Many other carriers also use SONET for disaster recovery, including RBOCs and CLECs. Fiber is deployed in redundant rings around major metropolitan areas and high-traffic corridors between major cities. SONET fiber facilities are typically configured in a dual counter-rotating ring topology, as illustrated in Figure 15.1. This topology makes use of self-healing mechanisms in SONET-compliant equipment [i.e., add-drop multiplexers (ADMs)] to ensure the highest degree of network availability and reliability. In the event of a break in the line, traffic is automatically switched from one ring to the other, thus maintaining the integrity of the network. In the unlikely event that both the primary and secondary lines fail, the SONET-compliant equipment adjacent to the failures automatically loops the data between rings, thus forming a new C-shaped ring from the operational portions of the original two rings. When the break is fixed, the network automatically returns to its original state.
Figure 15.1: Self-healing SONET-compliant fiber-ring topology. In this scenario, if the inner ring is cut or fails, traffic is rerouted in the opposite direction on the outer ring. The SONET equipment at node D changes the direction of the traffic.
SONET’s embedded management channels give carriers and users alike more capabilities for continuous monitoring and preemptive corrective action to impending trouble conditions. In private SONET networks, network managers can reconfigure channels and facilities without the involvement of telephone companies. Through software programming, it is even be possible to map SONET circuits so that they can be automatically rerouted to alternate carrier facilities should a failure occur on the primary circuit(s).

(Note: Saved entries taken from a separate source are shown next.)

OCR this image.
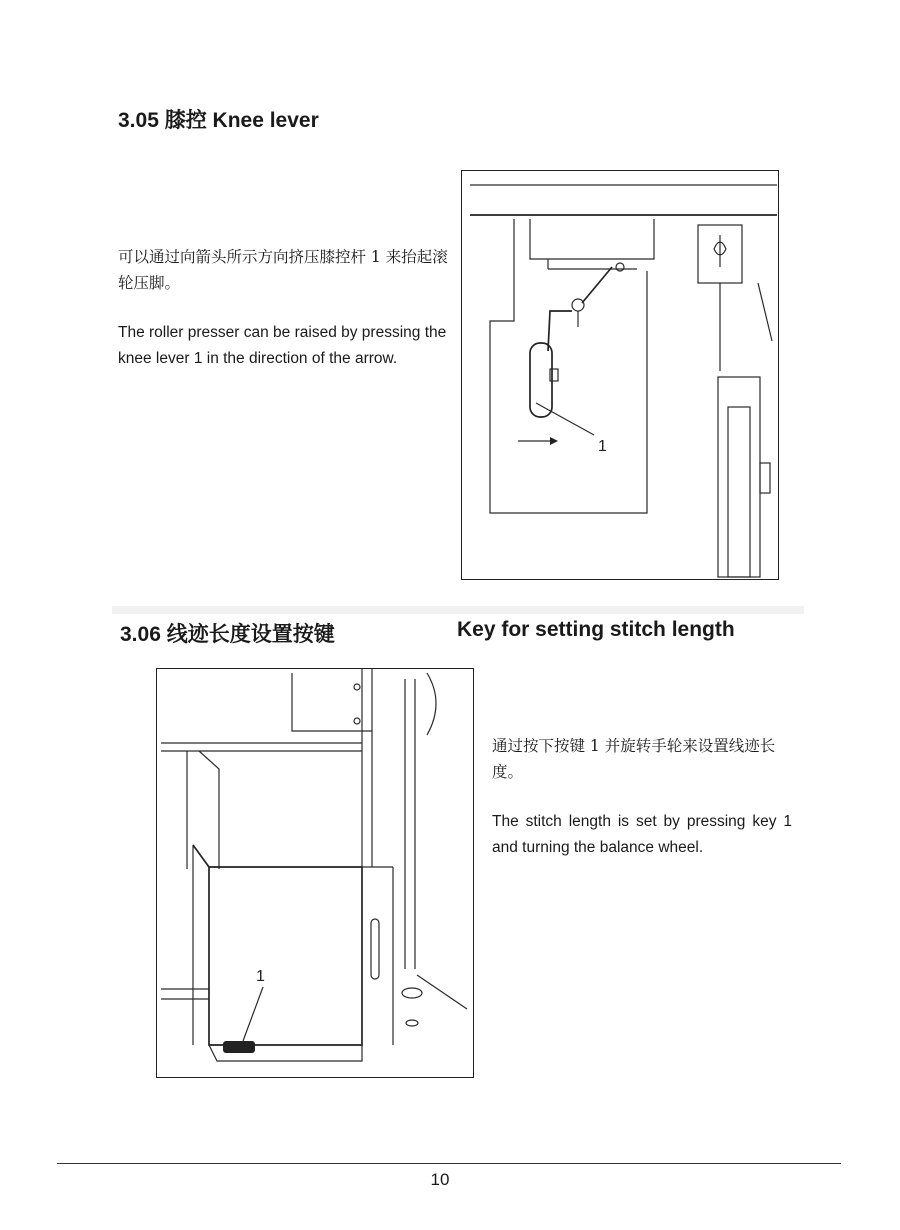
3.05 膝控 Knee lever
可以通过向箭头所示方向挤压膝控杆 1 来抬起滚轮压脚。
The roller presser can be raised by pressing the knee lever 1 in the direction of the arrow.
1
3.06 线迹长度设置按键	Key for setting stitch length
1
通过按下按键 1 并旋转手轮来设置线迹长度。
The stitch length is set by pressing key 1 and turning the balance wheel.
10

A new generation of optical systems have become available that offer much more bandwidth than SONET. WDM uses the different colors in the light source as separate high-speed channels. Each channel that can support a particular service, such as T-carrier for private lines, Gigabit Ethernet for LAN interconnectivity, Fibre Channel for storage-area networking, or ESCON for IBM mainframe connectivity. WDM-equipped fiber links can also transport SONET payloads. The WDM systems carry SONET’s embedded overhead channels transparently, which perform link supervision and gather performance statistics and allow SONET’s fault-recovery procedures to operate as normal to ensure network availability. With a 50-ms recovery time, WDM-matches the recovery performance of SONET in case of link failures, allowing both technologies to play complementary roles. And with embedded supervisory channels, WDM systems can report on a number of performance metrics to help diagnose problems with individual channels, as well as with the fiber link.